Bénéficiaires non prioritaires
Si personne ne remplit les critères de charge effective et permanente, le capital décès peut être attribué, sur demande, au conjoint, au partenaire de PACS, aux enfants ou aux ascendants, sans condition de dépendance financière. La différence avec la catégorie prioritaire porte uniquement sur le critère de charge.
Un point souvent mal compris : le concubin n’est pas bénéficiaire du capital décès CPAM, même après des années de vie commune. Seul le mariage ou le PACS ouvre ce droit.
Délai de demande du capital décès CPAM
Le délai pour déposer une demande varie selon la catégorie du bénéficiaire. Pour les bénéficiaires prioritaires, la demande doit être faite dans un délai d’un mois à compter du décès. Passé ce délai, le droit de priorité disparaît, et le capital peut être réclamé par les bénéficiaires non prioritaires.
Pour les bénéficiaires non prioritaires, le délai de demande est de deux ans à compter du décès. Au-delà, le droit est perdu.
À noter : une décision de jurisprudence a montré que le délai d’un mois pour les prioritaires n’est pas toujours appliqué de manière stricte par les tribunaux. Des recours ont abouti favorablement pour des proches qui avaient dépassé ce délai de quelques semaines, à condition de prouver leur qualité de bénéficiaire prioritaire.
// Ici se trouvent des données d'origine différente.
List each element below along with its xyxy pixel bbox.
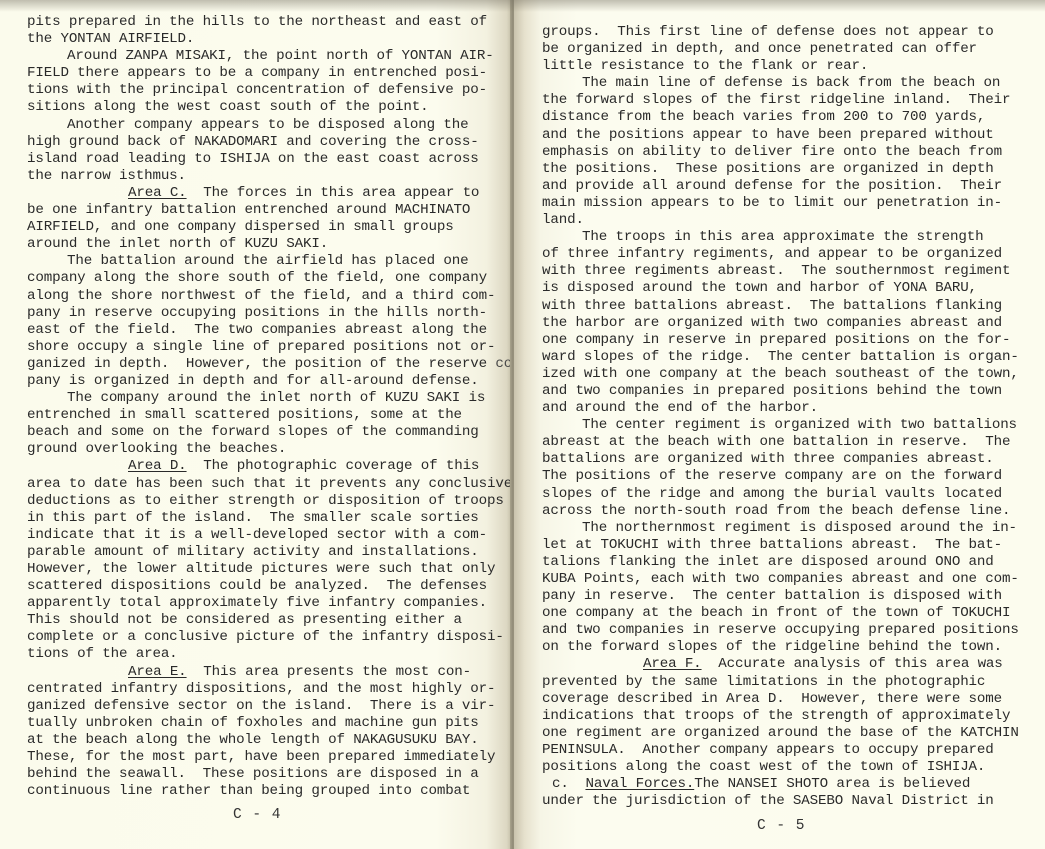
text-line: and two companies in prepared positions …	[542, 383, 1019, 400]
left-page-body: pits prepared in the hills to the northe…	[27, 14, 512, 800]
text-line: Another company appears to be disposed a…	[27, 117, 512, 134]
text-line: indications that troops of the strength …	[542, 708, 1019, 725]
text-line: let at TOKUCHI with three battalions abr…	[542, 537, 1019, 554]
text-line: However, the lower altitude pictures wer…	[27, 561, 512, 578]
margin-overflow-text: com-	[487, 356, 512, 372]
right-page-number: C - 5	[757, 818, 806, 834]
line-text: indicate that it is a well-developed sec…	[27, 527, 487, 543]
text-line: the narrow isthmus.	[27, 168, 512, 185]
text-line: centrated infantry dispositions, and the…	[27, 681, 512, 698]
right-page-body: groups. This first line of defense does …	[542, 24, 1019, 810]
text-line: abreast at the beach with one battalion …	[542, 434, 1019, 451]
line-text: This should not be considered as present…	[27, 612, 462, 628]
text-line: pany in reserve. The center battalion is…	[542, 588, 1019, 605]
line-text: along the shore northwest of the field, …	[27, 288, 495, 304]
text-line: apparently total approximately five infa…	[27, 595, 512, 612]
line-text: ized with one company at the beach south…	[542, 366, 1019, 382]
text-line: entrenched in small scattered positions,…	[27, 407, 512, 424]
line-text: one regiment are organized around the ba…	[542, 725, 1019, 741]
line-text: slopes of the ridge and among the burial…	[542, 486, 1002, 502]
line-text: abreast at the beach with one battalion …	[542, 434, 1010, 450]
text-line: behind the seawall. These positions are …	[27, 766, 512, 783]
text-line: area to date has been such that it preve…	[27, 476, 512, 493]
text-line: the positions. These positions are organ…	[542, 161, 1019, 178]
line-text: The battalion around the airfield has pl…	[67, 253, 468, 269]
text-line: one company at the beach in front of the…	[542, 605, 1019, 622]
text-line: prevented by the same limitations in the…	[542, 674, 1019, 691]
text-line: main mission appears to be to limit our …	[542, 195, 1019, 212]
line-text: and around the end of the harbor.	[542, 400, 818, 416]
line-text: shore occupy a single line of prepared p…	[27, 339, 495, 355]
text-line: on the forward slopes of the ridgeline b…	[542, 639, 1019, 656]
text-line: the harbor are organized with two compan…	[542, 315, 1019, 332]
text-line: scattered dispositions could be analyzed…	[27, 578, 512, 595]
text-line: tions with the principal concentration o…	[27, 82, 512, 99]
line-text: The forces in this area appear to	[187, 185, 480, 201]
text-line: AIRFIELD, and one company dispersed in s…	[27, 219, 512, 236]
line-text: on the forward slopes of the ridgeline b…	[542, 639, 1002, 655]
text-line: with three regiments abreast. The southe…	[542, 263, 1019, 280]
line-text: scattered dispositions could be analyzed…	[27, 578, 487, 594]
text-line: groups. This first line of defense does …	[542, 24, 1019, 41]
text-line: the YONTAN AIRFIELD.	[27, 31, 512, 48]
text-line: PENINSULA. Another company appears to oc…	[542, 742, 1019, 759]
line-text: and two companies in prepared positions …	[542, 383, 1002, 399]
text-line: ized with one company at the beach south…	[542, 366, 1019, 383]
line-text: emphasis on ability to deliver fire onto…	[542, 144, 1002, 160]
text-line: These, for the most part, have been prep…	[27, 749, 512, 766]
text-line: pany in reserve occupying positions in t…	[27, 305, 512, 322]
line-text: ward slopes of the ridge. The center bat…	[542, 349, 1019, 365]
text-line: KUBA Points, each with two companies abr…	[542, 571, 1019, 588]
line-text: FIELD there appears to be a company in e…	[27, 65, 487, 81]
line-text: The photographic coverage of this	[187, 458, 480, 474]
text-line: be organized in depth, and once penetrat…	[542, 41, 1019, 58]
text-line: This should not be considered as present…	[27, 612, 512, 629]
text-line: company along the shore south of the fie…	[27, 270, 512, 287]
line-text: tions of the area.	[27, 646, 178, 662]
line-text: under the jurisdiction of the SASEBO Nav…	[542, 793, 994, 809]
line-text: in this part of the island. The smaller …	[27, 510, 479, 526]
text-line: The company around the inlet north of KU…	[27, 390, 512, 407]
line-text: high ground back of NAKADOMARI and cover…	[27, 134, 479, 150]
line-text: groups. This first line of defense does …	[542, 24, 994, 40]
line-text: sitions along the west coast south of th…	[27, 99, 428, 115]
area-heading: Area D.	[128, 458, 187, 474]
text-line: with three battalions abreast. The batta…	[542, 298, 1019, 315]
line-text: and two companies in reserve occupying p…	[542, 622, 1019, 638]
text-line: under the jurisdiction of the SASEBO Nav…	[542, 793, 1019, 810]
text-line: and two companies in reserve occupying p…	[542, 622, 1019, 639]
line-text: be organized in depth, and once penetrat…	[542, 41, 977, 57]
text-line: The northernmost regiment is disposed ar…	[542, 520, 1019, 537]
right-page: groups. This first line of defense does …	[514, 0, 1045, 849]
left-page-number: C - 4	[233, 807, 282, 823]
left-page: pits prepared in the hills to the northe…	[0, 0, 512, 849]
line-text: The northernmost regiment is disposed ar…	[582, 520, 1017, 536]
line-text: positions along the coast west of the to…	[542, 759, 985, 775]
line-text: company along the shore south of the fie…	[27, 270, 487, 286]
line-text: Another company appears to be disposed a…	[67, 117, 468, 133]
line-text: area to date has been such that it preve…	[27, 476, 512, 492]
line-text: and the positions appear to have been pr…	[542, 127, 994, 143]
text-line: battalions are organized with three comp…	[542, 451, 1019, 468]
line-text: the forward slopes of the first ridgelin…	[542, 92, 1010, 108]
line-text: centrated infantry dispositions, and the…	[27, 681, 495, 697]
text-line: across the north-south road from the bea…	[542, 503, 1019, 520]
line-text: of three infantry regiments, and appear …	[542, 246, 1002, 262]
line-text: The positions of the reserve company are…	[542, 468, 1002, 484]
text-line: be one infantry battalion entrenched aro…	[27, 202, 512, 219]
text-line: ganized in depth. However, the position …	[27, 356, 512, 373]
line-text: The NANSEI SHOTO area is believed	[694, 776, 970, 792]
line-text: behind the seawall. These positions are …	[27, 766, 479, 782]
line-text: the narrow isthmus.	[27, 168, 186, 184]
text-line: The battalion around the airfield has pl…	[27, 253, 512, 270]
text-line: The troops in this area approximate the …	[542, 229, 1019, 246]
line-text: apparently total approximately five infa…	[27, 595, 487, 611]
line-text: at the beach along the whole length of N…	[27, 732, 479, 748]
text-line: tions of the area.	[27, 646, 512, 663]
text-line: Area E. This area presents the most con-	[27, 664, 512, 681]
line-text: complete or a conclusive picture of the …	[27, 629, 504, 645]
line-text: land.	[542, 212, 584, 228]
line-text: Around ZANPA MISAKI, the point north of …	[67, 48, 494, 64]
line-text: one company in reserve in prepared posit…	[542, 332, 1010, 348]
area-heading: Naval Forces.	[585, 776, 694, 792]
text-line: The main line of defense is back from th…	[542, 75, 1019, 92]
text-line: and around the end of the harbor.	[542, 400, 1019, 417]
line-text: ground overlooking the beaches.	[27, 441, 286, 457]
line-text: This area presents the most con-	[187, 664, 471, 680]
line-text: with three regiments abreast. The southe…	[542, 263, 1010, 279]
line-text: beach and some on the forward slopes of …	[27, 424, 479, 440]
line-text: AIRFIELD, and one company dispersed in s…	[27, 219, 454, 235]
line-text: across the north-south road from the bea…	[542, 503, 1010, 519]
text-line: in this part of the island. The smaller …	[27, 510, 512, 527]
text-line: slopes of the ridge and among the burial…	[542, 486, 1019, 503]
line-text: with three battalions abreast. The batta…	[542, 298, 1002, 314]
line-text: coverage described in Area D. However, t…	[542, 691, 1002, 707]
text-line: is disposed around the town and harbor o…	[542, 280, 1019, 297]
line-text: pany in reserve occupying positions in t…	[27, 305, 487, 321]
line-text: east of the field. The two companies abr…	[27, 322, 487, 338]
line-text: be one infantry battalion entrenched aro…	[27, 202, 470, 218]
line-text: indications that troops of the strength …	[542, 708, 1010, 724]
text-line: ganized defensive sector on the island. …	[27, 698, 512, 715]
text-line: one regiment are organized around the ba…	[542, 725, 1019, 742]
text-line: pits prepared in the hills to the northe…	[27, 14, 512, 31]
text-line: at the beach along the whole length of N…	[27, 732, 512, 749]
line-text: deductions as to either strength or disp…	[27, 493, 504, 509]
line-text: pany is organized in depth and for all-a…	[27, 373, 479, 389]
line-text: tually unbroken chain of foxholes and ma…	[27, 715, 479, 731]
text-line: little resistance to the flank or rear.	[542, 58, 1019, 75]
text-line: Around ZANPA MISAKI, the point north of …	[27, 48, 512, 65]
line-text: PENINSULA. Another company appears to oc…	[542, 742, 994, 758]
line-text: tions with the principal concentration o…	[27, 82, 487, 98]
text-line: parable amount of military activity and …	[27, 544, 512, 561]
line-text: ganized in depth. However, the position …	[27, 356, 487, 372]
line-text: battalions are organized with three comp…	[542, 451, 994, 467]
line-text: the YONTAN AIRFIELD.	[27, 31, 194, 47]
text-line: and provide all around defense for the p…	[542, 178, 1019, 195]
line-text: pits prepared in the hills to the northe…	[27, 14, 487, 30]
line-text: The main line of defense is back from th…	[582, 75, 1000, 91]
line-text: However, the lower altitude pictures wer…	[27, 561, 495, 577]
text-line: emphasis on ability to deliver fire onto…	[542, 144, 1019, 161]
line-text: The troops in this area approximate the …	[582, 229, 983, 245]
line-text: The center regiment is organized with tw…	[582, 417, 1017, 433]
line-text: main mission appears to be to limit our …	[542, 195, 1002, 211]
line-text: parable amount of military activity and …	[27, 544, 479, 560]
text-line: shore occupy a single line of prepared p…	[27, 339, 512, 356]
line-text: island road leading to ISHIJA on the eas…	[27, 151, 479, 167]
text-line: and the positions appear to have been pr…	[542, 127, 1019, 144]
text-line: The positions of the reserve company are…	[542, 468, 1019, 485]
line-text: little resistance to the flank or rear.	[542, 58, 868, 74]
text-line: along the shore northwest of the field, …	[27, 288, 512, 305]
text-line: distance from the beach varies from 200 …	[542, 109, 1019, 126]
area-heading: Area C.	[128, 185, 187, 201]
text-line: east of the field. The two companies abr…	[27, 322, 512, 339]
text-line: high ground back of NAKADOMARI and cover…	[27, 134, 512, 151]
area-heading: Area E.	[128, 664, 187, 680]
line-text: prevented by the same limitations in the…	[542, 674, 985, 690]
text-line: land.	[542, 212, 1019, 229]
text-line: tually unbroken chain of foxholes and ma…	[27, 715, 512, 732]
line-text: KUBA Points, each with two companies abr…	[542, 571, 1019, 587]
area-heading: Area F.	[643, 656, 702, 672]
line-text: distance from the beach varies from 200 …	[542, 109, 985, 125]
line-text: the positions. These positions are organ…	[542, 161, 994, 177]
text-line: coverage described in Area D. However, t…	[542, 691, 1019, 708]
book-spread: pits prepared in the hills to the northe…	[0, 0, 1045, 849]
line-text: The company around the inlet north of KU…	[67, 390, 485, 406]
line-text: one company at the beach in front of the…	[542, 605, 1010, 621]
text-line: of three infantry regiments, and appear …	[542, 246, 1019, 263]
text-line: talions flanking the inlet are disposed …	[542, 554, 1019, 571]
text-line: pany is organized in depth and for all-a…	[27, 373, 512, 390]
text-line: Area F. Accurate analysis of this area w…	[542, 656, 1019, 673]
text-line: positions along the coast west of the to…	[542, 759, 1019, 776]
text-line: sitions along the west coast south of th…	[27, 99, 512, 116]
text-line: FIELD there appears to be a company in e…	[27, 65, 512, 82]
line-text: Accurate analysis of this area was	[702, 656, 1003, 672]
text-line: the forward slopes of the first ridgelin…	[542, 92, 1019, 109]
line-text: and provide all around defense for the p…	[542, 178, 1002, 194]
line-text: talions flanking the inlet are disposed …	[542, 554, 994, 570]
line-text: entrenched in small scattered positions,…	[27, 407, 462, 423]
line-text: let at TOKUCHI with three battalions abr…	[542, 537, 1002, 553]
text-line: island road leading to ISHIJA on the eas…	[27, 151, 512, 168]
text-line: one company in reserve in prepared posit…	[542, 332, 1019, 349]
text-line: Area D. The photographic coverage of thi…	[27, 458, 512, 475]
text-line: deductions as to either strength or disp…	[27, 493, 512, 510]
line-text: around the inlet north of KUZU SAKI.	[27, 236, 328, 252]
line-text: These, for the most part, have been prep…	[27, 749, 495, 765]
text-line: complete or a conclusive picture of the …	[27, 629, 512, 646]
text-line: beach and some on the forward slopes of …	[27, 424, 512, 441]
text-line: The center regiment is organized with tw…	[542, 417, 1019, 434]
line-text: continuous line rather than being groupe…	[27, 783, 470, 799]
text-line: ground overlooking the beaches.	[27, 441, 512, 458]
text-line: ward slopes of the ridge. The center bat…	[542, 349, 1019, 366]
text-line: around the inlet north of KUZU SAKI.	[27, 236, 512, 253]
text-line: c. Naval Forces.The NANSEI SHOTO area is…	[542, 776, 1019, 793]
text-line: Area C. The forces in this area appear t…	[27, 185, 512, 202]
line-text: pany in reserve. The center battalion is…	[542, 588, 1002, 604]
section-prefix: c.	[552, 776, 585, 792]
line-text: ganized defensive sector on the island. …	[27, 698, 495, 714]
text-line: indicate that it is a well-developed sec…	[27, 527, 512, 544]
line-text: is disposed around the town and harbor o…	[542, 280, 977, 296]
text-line: continuous line rather than being groupe…	[27, 783, 512, 800]
line-text: the harbor are organized with two compan…	[542, 315, 1002, 331]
Démarches pour obtenir le versement du capital décès
La demande se fait auprès de la CPAM dont dépendait l’assuré décédé. Le formulaire Cerfa dédié doit être accompagné de plusieurs pièces :
- Acte de décès
- Pièce d’identité du demandeur
- Relevé d’identité bancaire du bénéficiaire
- Justificatifs prouvant le lien avec le défunt (livret de famille, certificat de PACS, acte de naissance)
- Le cas échéant, attestation sur l’honneur de prise en charge effective et permanente
La CPAM dispose ensuite d’un délai de traitement qui varie selon les caisses, mais le versement intervient généralement en une seule fois, par virement bancaire.

Capital décès CPAM et assurance obsèques : deux dispositifs distincts
Le capital décès de la Sécurité sociale et un contrat d’assurance obsèques n’ont ni le même financeur, ni le même objectif, ni le même déclencheur. Le capital décès est une prestation sociale, versée par la CPAM sous conditions de statut. L’assurance obsèques est un contrat privé souscrit auprès d’un assureur, dont le capital est versé au bénéficiaire désigné dans le contrat, sans condition d’activité professionnelle.
Les deux sont cumulables. Recevoir le capital décès CPAM ne réduit pas le montant dû par l’assureur au titre d’un contrat obsèques. Le capital décès CPAM n’est pas imposable et n’entre pas dans la succession. Le contrat d’assurance obsèques suit ses propres règles fiscales, distinctes de celles de l’assurance vie classique.
Compte tenu du montant forfaitaire de 4 009 euros pour un salarié, ce capital couvre rarement la totalité des frais funéraires. Les familles qui n’ont pas de contrat complémentaire doivent financer la différence sur leurs propres ressources, ce qui explique l’intérêt croissant pour les formules de prévoyance.